Sistema agroflorestal: fonte de renda sustentável e em alta

Veja o que é e como pode auxiliar o planeta | 18.07.24 - 09:27  Sistema agroflorestal: fonte de renda sustentável e em alta Dercy Martins no cultivo de hortaliças no sistema agroflorestal da propriedade, em Piracanjuba (Foto: Arquivo pessoal)
Ludymila Siqueira e Adriana Marinelli

Goiânia - 
“Os assuntos climáticos voltaram a ser muito debatidos este ano, e a agrofloresta é uma solução sustentável para alinhar a agricultura e o ecossistema”. É o que afirma o engenheiro florestal e produtor rural Thalles Martins, de 33 anos. Ele e o pai, o senhor Dercy Martins, adotaram o Sistema Agroflorestal (SAF) em dois hectares da propriedade da família no município de Piracanjuba, na região Sul de Goiás.

O modelo adotado por Thalles e Dercy está em alta tanto em Goiás quanto em outras regiões do País. É que o sistema agroflorestal tem se mostrado um grande aliado da recuperação ambiental. É uma forma de produzir e lucrar, contribuindo para alavancar os já positivos números do agronegócio no País, mas de forma sustentável.
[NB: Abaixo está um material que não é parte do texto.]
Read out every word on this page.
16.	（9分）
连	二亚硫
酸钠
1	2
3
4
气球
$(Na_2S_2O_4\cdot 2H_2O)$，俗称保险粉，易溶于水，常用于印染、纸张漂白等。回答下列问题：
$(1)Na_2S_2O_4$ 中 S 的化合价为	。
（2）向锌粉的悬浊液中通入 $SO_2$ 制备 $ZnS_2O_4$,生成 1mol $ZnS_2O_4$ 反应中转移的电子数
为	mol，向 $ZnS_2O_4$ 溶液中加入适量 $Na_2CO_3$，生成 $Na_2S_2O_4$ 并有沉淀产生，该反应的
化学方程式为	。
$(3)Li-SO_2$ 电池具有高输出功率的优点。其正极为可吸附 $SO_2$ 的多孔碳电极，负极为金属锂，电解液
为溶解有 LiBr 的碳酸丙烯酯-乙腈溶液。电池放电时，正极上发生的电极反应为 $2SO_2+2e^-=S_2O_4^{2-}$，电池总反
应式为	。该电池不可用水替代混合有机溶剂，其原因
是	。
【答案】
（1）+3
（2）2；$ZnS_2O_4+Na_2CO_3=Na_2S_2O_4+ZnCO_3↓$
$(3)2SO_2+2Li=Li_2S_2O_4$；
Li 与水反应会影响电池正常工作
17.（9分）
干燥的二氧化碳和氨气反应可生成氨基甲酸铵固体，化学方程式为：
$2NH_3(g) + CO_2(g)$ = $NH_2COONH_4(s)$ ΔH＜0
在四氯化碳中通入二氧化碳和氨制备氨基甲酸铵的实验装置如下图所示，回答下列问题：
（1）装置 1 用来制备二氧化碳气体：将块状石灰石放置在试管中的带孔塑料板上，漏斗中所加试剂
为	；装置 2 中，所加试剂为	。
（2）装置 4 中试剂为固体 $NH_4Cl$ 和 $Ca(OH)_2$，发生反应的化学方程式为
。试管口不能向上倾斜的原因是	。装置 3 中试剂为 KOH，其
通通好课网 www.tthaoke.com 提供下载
O Brasil se destaca na produção agrícola mundial, seja por extensão de terra ou por volume de exportação. Conforme dados recentes do Ministério da Agricultura, Pecuária e Abastecimento (MAPA), o País atingiu R$ R$ 1,151 trilhão no  Valor Bruto da Produção (VBP), em outubro de 2023. O VBP das lavouras cresceu 4,2% em valores reais e está estimado em R$ 811,7 bilhões. A pecuária obteve um faturamento de R$ 339,9 bilhões e apresentou retração de -2,1% em relação ao ano. Deste montante, entre 50% e 70% foram produzidos pela agricultura familiar em pequenas propriedades. O estado de Goiás consolidou sua posição como o quarto maior produtor de grãos do país, de acordo com o Levantamento Sistemático da Produção Agrícola (LSPA), divulgado pelo Instituto Brasileiro de Geografia e Estatística (IBGE) em junho.

Embora o agronegócio seja um dos carros chefes do País, o setor também é alvo de críticas relacionadas à perda de vegetação natural. O assunto divide opiniões, mas, de toda forma, é aí que, mais uma vez, se destacam os sistemas de consórcios florestais aliados à agricultura. Além de unir produção agrícola, fonte de renda e alimentação segura, o modelo também garante a preservação do meio ambiente. 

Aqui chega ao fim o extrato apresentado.